The California Public Utilities Commission unanimously voted to require Pacific Gas & Electric shareholders, not ratepayers, to pay $25 million over five years for an independent state safety monitor. It won’t be the first time the company has had such a watchdog, but questions about the extent of oversight and who would pay for it were heated.
Next February, the new monitor will replace a federal one appointed during the criminal proceedings over PG&E’s San Bruno gas explosion. Federal Judge William Alsup increased the oversight after the utility ignited wildfires in 2017-18 and was found deficient in clearing vegetation near power lines.
PG&E agreed to keep the safety monitor as part of last year’s bankruptcy reorganization caused by massive wildfire litigation. But it contested the proposal to have its shareholders bear the $5 million annual cost.

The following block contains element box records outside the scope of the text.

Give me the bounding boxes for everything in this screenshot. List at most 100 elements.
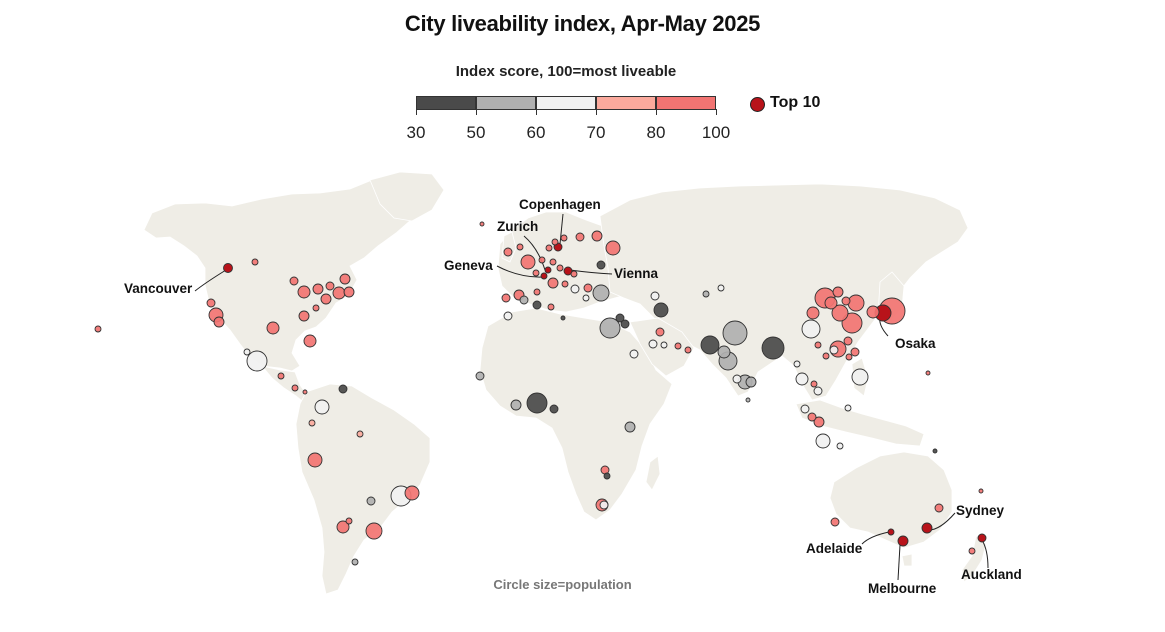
city-circle	[520, 254, 536, 270]
circle-size-note: Circle size=population	[493, 577, 632, 592]
label-osaka: Osaka	[895, 336, 936, 351]
city-circle-top10	[540, 272, 548, 280]
city-circle	[814, 341, 822, 349]
city-circle	[745, 397, 751, 403]
city-circle	[850, 347, 860, 357]
city-circle	[599, 317, 621, 339]
city-circle	[345, 517, 353, 525]
city-circle	[822, 352, 830, 360]
city-circle	[629, 349, 639, 359]
landmass-tasmania	[901, 553, 913, 567]
city-circle	[570, 270, 578, 278]
city-circle	[251, 258, 259, 266]
city-circle	[801, 319, 821, 339]
city-circle	[653, 302, 669, 318]
city-circle	[599, 500, 609, 510]
label-leader-line	[897, 544, 901, 581]
city-circle	[365, 522, 383, 540]
city-circle	[824, 296, 838, 310]
label-sydney: Sydney	[956, 503, 1005, 518]
city-circle	[829, 345, 839, 355]
city-circle	[761, 336, 785, 360]
city-circle	[660, 341, 668, 349]
city-circle	[582, 294, 590, 302]
landmass-north-america	[143, 179, 427, 372]
city-circle	[925, 370, 931, 376]
top10-legend-dot	[750, 97, 765, 112]
color-scale-legend	[416, 96, 716, 110]
city-circle	[932, 448, 938, 454]
city-circle	[843, 336, 853, 346]
city-circle	[831, 304, 849, 322]
legend-bin-60-70	[536, 96, 596, 110]
city-circle	[246, 350, 268, 372]
landmass-central-america	[260, 365, 309, 405]
city-circle	[551, 238, 559, 246]
city-circle	[830, 517, 840, 527]
city-circle	[624, 421, 636, 433]
city-circle	[307, 452, 323, 468]
label-copenhagen: Copenhagen	[519, 197, 601, 212]
city-circle	[547, 303, 555, 311]
legend-bin-80-100	[656, 96, 716, 110]
city-circle	[722, 320, 748, 346]
city-circle	[800, 404, 810, 414]
label-leader-line	[569, 269, 613, 275]
city-circle	[702, 290, 710, 298]
city-circle	[745, 376, 757, 388]
city-circle	[700, 335, 720, 355]
city-circle	[605, 240, 621, 256]
city-circle	[832, 286, 844, 298]
label-melbourne: Melbourne	[868, 581, 937, 596]
city-circle-top10	[544, 266, 552, 274]
legend-bin-70-80	[596, 96, 656, 110]
city-circle	[533, 288, 541, 296]
city-circle	[302, 389, 308, 395]
city-circle	[351, 558, 359, 566]
label-leader-lines	[194, 213, 989, 581]
city-circle	[338, 384, 348, 394]
city-circle	[312, 283, 324, 295]
city-circle	[866, 305, 880, 319]
landmass-greenland	[369, 171, 445, 222]
label-vienna: Vienna	[614, 266, 659, 281]
city-circle	[297, 285, 311, 299]
city-circle	[575, 232, 585, 242]
city-circle	[978, 488, 984, 494]
city-circle	[655, 327, 665, 337]
city-circle	[813, 416, 825, 428]
city-circle	[538, 256, 546, 264]
city-circle	[510, 399, 522, 411]
label-leader-line	[496, 265, 544, 278]
legend-tick	[416, 109, 417, 115]
city-circle	[308, 419, 316, 427]
city-circle	[545, 244, 553, 252]
city-circle	[583, 283, 593, 293]
city-circle	[556, 264, 564, 272]
city-circle	[549, 404, 559, 414]
city-circle	[366, 496, 376, 506]
label-leader-line	[559, 213, 564, 245]
city-circle	[94, 325, 102, 333]
label-leader-line	[523, 235, 546, 271]
city-circle	[810, 380, 818, 388]
city-circle	[793, 360, 801, 368]
city-circle	[213, 316, 225, 328]
city-circle	[717, 284, 725, 292]
city-circle	[303, 334, 317, 348]
label-leader-line	[194, 269, 227, 292]
label-adelaide: Adelaide	[806, 541, 863, 556]
legend-tick	[536, 109, 537, 115]
city-circle	[815, 433, 831, 449]
city-circle	[549, 258, 557, 266]
city-circle	[532, 269, 540, 277]
label-vancouver: Vancouver	[124, 281, 193, 296]
city-circle	[206, 298, 216, 308]
city-circle	[519, 295, 529, 305]
city-circle	[339, 273, 351, 285]
city-circle	[591, 230, 603, 242]
city-circle	[570, 284, 580, 294]
legend-tick-label: 30	[406, 123, 426, 142]
city-circle	[836, 442, 844, 450]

Right before the 5-0 vote, CPUC President Marybel Bather announced that the currently burning Dixie Fire had destroyed the small town of Greenville. PG&E had admitted that there’s good reason to think its equipment may have caused that fire, as well as the Fly Fire that merged with it. The massive Dixie Fire had spread to more than 322,500 acres as of Aug. 5 because of high winds and dry conditions.
“We have to readdress how we address wildfire mitigation going forward,” Commissioner Darcy Houck stressed.

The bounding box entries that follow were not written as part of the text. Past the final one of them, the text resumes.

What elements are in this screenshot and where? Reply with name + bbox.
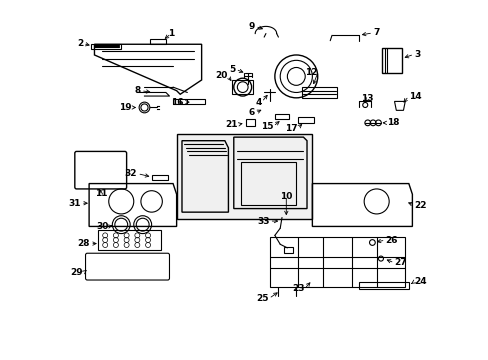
Bar [246, 118, 255, 126]
Bar [176, 134, 312, 219]
Text: 25: 25 [256, 294, 268, 303]
Text: 8: 8 [134, 86, 141, 95]
Text: 31: 31 [68, 199, 81, 208]
Text: 9: 9 [248, 22, 255, 31]
Bar [358, 282, 408, 289]
Text: 10: 10 [280, 192, 292, 201]
Text: 18: 18 [386, 118, 399, 127]
Text: 28: 28 [78, 239, 90, 248]
Text: 32: 32 [124, 169, 137, 178]
Bar [274, 114, 288, 119]
Text: 11: 11 [95, 189, 107, 198]
Text: 1: 1 [168, 29, 174, 38]
Text: 4: 4 [255, 98, 261, 107]
Text: 30: 30 [96, 222, 108, 231]
Text: 27: 27 [394, 258, 407, 267]
Text: 12: 12 [305, 68, 317, 77]
Text: 19: 19 [119, 103, 131, 112]
Text: 21: 21 [224, 120, 237, 129]
Text: 2: 2 [77, 39, 83, 48]
Text: 26: 26 [385, 235, 397, 244]
Text: 22: 22 [413, 201, 426, 210]
Bar [173, 99, 205, 104]
Bar [283, 247, 292, 253]
Text: 15: 15 [260, 122, 272, 131]
Text: 7: 7 [372, 28, 379, 37]
Text: 29: 29 [70, 268, 83, 277]
Text: 16: 16 [171, 98, 183, 107]
Bar [151, 175, 167, 180]
Text: 13: 13 [361, 94, 373, 103]
Text: 20: 20 [215, 71, 227, 80]
Text: 24: 24 [413, 277, 426, 286]
Text: 23: 23 [291, 284, 304, 293]
Text: 6: 6 [248, 108, 255, 117]
Bar [98, 230, 160, 249]
Text: 17: 17 [284, 124, 297, 133]
Bar [241, 162, 296, 205]
Text: 3: 3 [413, 50, 420, 59]
Text: 14: 14 [408, 91, 421, 100]
Text: 5: 5 [229, 65, 235, 74]
Text: 33: 33 [257, 217, 269, 226]
Bar [298, 117, 313, 123]
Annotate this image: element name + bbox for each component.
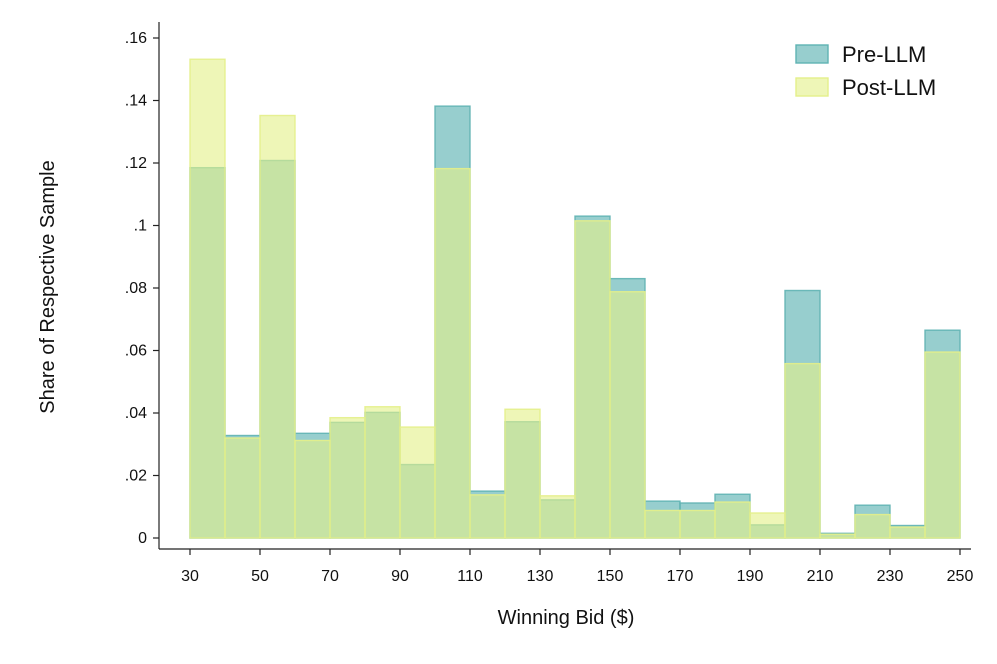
axes-layer: 0 .02 .04 .06 .08 .1 .12 .14 .16 30 50 70 90 110 130 15…: [125, 22, 974, 585]
bar-post-llm-200: [784, 362, 821, 539]
bar-post-llm-70: [329, 416, 366, 539]
bar-post-llm-190: [749, 512, 786, 539]
x-tick-label: 230: [877, 568, 904, 585]
y-tick-label: .12: [125, 155, 147, 172]
legend-label-post-llm: Post-LLM: [842, 75, 936, 100]
y-tick-label: .08: [125, 280, 147, 297]
y-tick-label: .1: [134, 218, 147, 235]
x-tick-label: 150: [597, 568, 624, 585]
bar-post-llm-40: [224, 437, 261, 539]
x-tick-label: 110: [457, 568, 483, 585]
bar-post-llm-230: [889, 526, 926, 539]
legend-label-pre-llm: Pre-LLM: [842, 42, 926, 67]
bar-post-llm-120: [504, 408, 541, 539]
bar-post-llm-80: [364, 406, 401, 539]
bar-post-llm-170: [679, 509, 716, 539]
x-tick-label: 70: [321, 568, 339, 585]
y-tick-label: .02: [125, 468, 147, 485]
legend-swatch-pre-llm: [795, 44, 829, 64]
bar-post-llm-100: [434, 167, 471, 539]
y-tick-label: .16: [125, 30, 147, 47]
y-tick-label: .06: [125, 343, 147, 360]
bar-post-llm-160: [644, 509, 681, 539]
bars-layer: [189, 58, 961, 539]
bar-post-llm-180: [714, 501, 751, 539]
x-tick-label: 170: [667, 568, 694, 585]
bar-post-llm-60: [294, 439, 331, 539]
legend: Pre-LLM Post-LLM: [795, 42, 936, 100]
x-tick-label: 130: [527, 568, 554, 585]
x-tick-label: 30: [181, 568, 199, 585]
x-axis-title: Winning Bid ($): [498, 607, 635, 629]
bar-post-llm-50: [259, 114, 296, 539]
bar-post-llm-90: [399, 426, 436, 539]
bar-post-llm-140: [574, 220, 611, 539]
bar-post-llm-150: [609, 291, 646, 539]
bar-post-llm-220: [854, 513, 891, 539]
x-tick-label: 250: [947, 568, 974, 585]
bar-post-llm-110: [469, 494, 506, 539]
legend-swatch-post-llm: [795, 77, 829, 97]
y-axis-title: Share of Respective Sample: [37, 160, 59, 413]
bar-post-llm-30: [189, 58, 226, 539]
bar-post-llm-240: [924, 351, 961, 539]
x-tick-label: 50: [251, 568, 269, 585]
bar-post-llm-210: [819, 533, 856, 539]
y-tick-label: .04: [125, 405, 147, 422]
y-tick-label: .14: [125, 93, 147, 110]
x-tick-label: 90: [391, 568, 409, 585]
bar-post-llm-130: [539, 495, 576, 539]
y-tick-label: 0: [138, 530, 147, 547]
x-tick-label: 190: [737, 568, 764, 585]
x-tick-label: 210: [807, 568, 834, 585]
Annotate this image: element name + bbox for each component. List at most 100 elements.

CPUC Executive Director Rachel Peterson highlighted other actions the commission has taken to improve the safety of PG&E’s electric and gas operations and culture. It increased its enforcement last April after finding the utility was not properly clearing trees and other plants around its equipment. It directed PG&E to improve the reports it issues after safety shutoffs. It also ordered the utility to develop an app that allows customers to report equipment failures or dangers, such as downed lines. In addition, on Aug. 25, the CPUC will vote on whether to renew the utility’s safety certification, which is a condition of operating. Local clean power advocates have been urging the commission to let PG&E go out of business and replace it with public local power.
Watchdog in real time
The safety monitor keeps tabs on how well PG&E’s work is meeting its stated priorities, demonstrating “utmost safety in execution,” according to the resolution. The monitor oversees the utility’s wildfire mitigation plan, its public safety shutoff practices, safety culture assessments, and risk mitigation.

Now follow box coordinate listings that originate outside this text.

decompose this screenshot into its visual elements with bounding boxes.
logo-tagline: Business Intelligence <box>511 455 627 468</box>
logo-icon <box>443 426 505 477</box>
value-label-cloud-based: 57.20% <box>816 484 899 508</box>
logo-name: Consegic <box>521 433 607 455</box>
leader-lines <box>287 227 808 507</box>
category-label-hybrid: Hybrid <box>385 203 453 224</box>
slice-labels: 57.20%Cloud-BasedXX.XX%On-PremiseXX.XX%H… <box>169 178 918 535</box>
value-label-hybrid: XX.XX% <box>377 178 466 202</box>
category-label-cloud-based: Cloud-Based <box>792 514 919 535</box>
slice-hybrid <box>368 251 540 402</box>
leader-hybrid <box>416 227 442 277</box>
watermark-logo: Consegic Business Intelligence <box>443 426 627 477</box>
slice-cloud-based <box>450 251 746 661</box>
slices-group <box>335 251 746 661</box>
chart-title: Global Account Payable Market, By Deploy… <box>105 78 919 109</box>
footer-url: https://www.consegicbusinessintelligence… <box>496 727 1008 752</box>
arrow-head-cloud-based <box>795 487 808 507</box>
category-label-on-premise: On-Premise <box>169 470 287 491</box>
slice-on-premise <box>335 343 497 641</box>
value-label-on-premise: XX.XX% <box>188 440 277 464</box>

The CPUC chief will choose the monitor. He or she will work for and with the commission and report monthly on PG&E safety. Ratepayer advocates insisted PG&E should have no say in the choice of a monitor.
The resolution forbids the monitor from “holding a direct financial interest in PG&E” and says the person is subject to conflict-of-interest rules.
PG&E wanted the oversight to last no more than three years. This was rejected.
The resolution agrees with The Utility Reform Network and Cal Advocates that PG&E’s “record of prior safety lapses warrant a period of five years, matching the length of the Federal Monitor’s term.”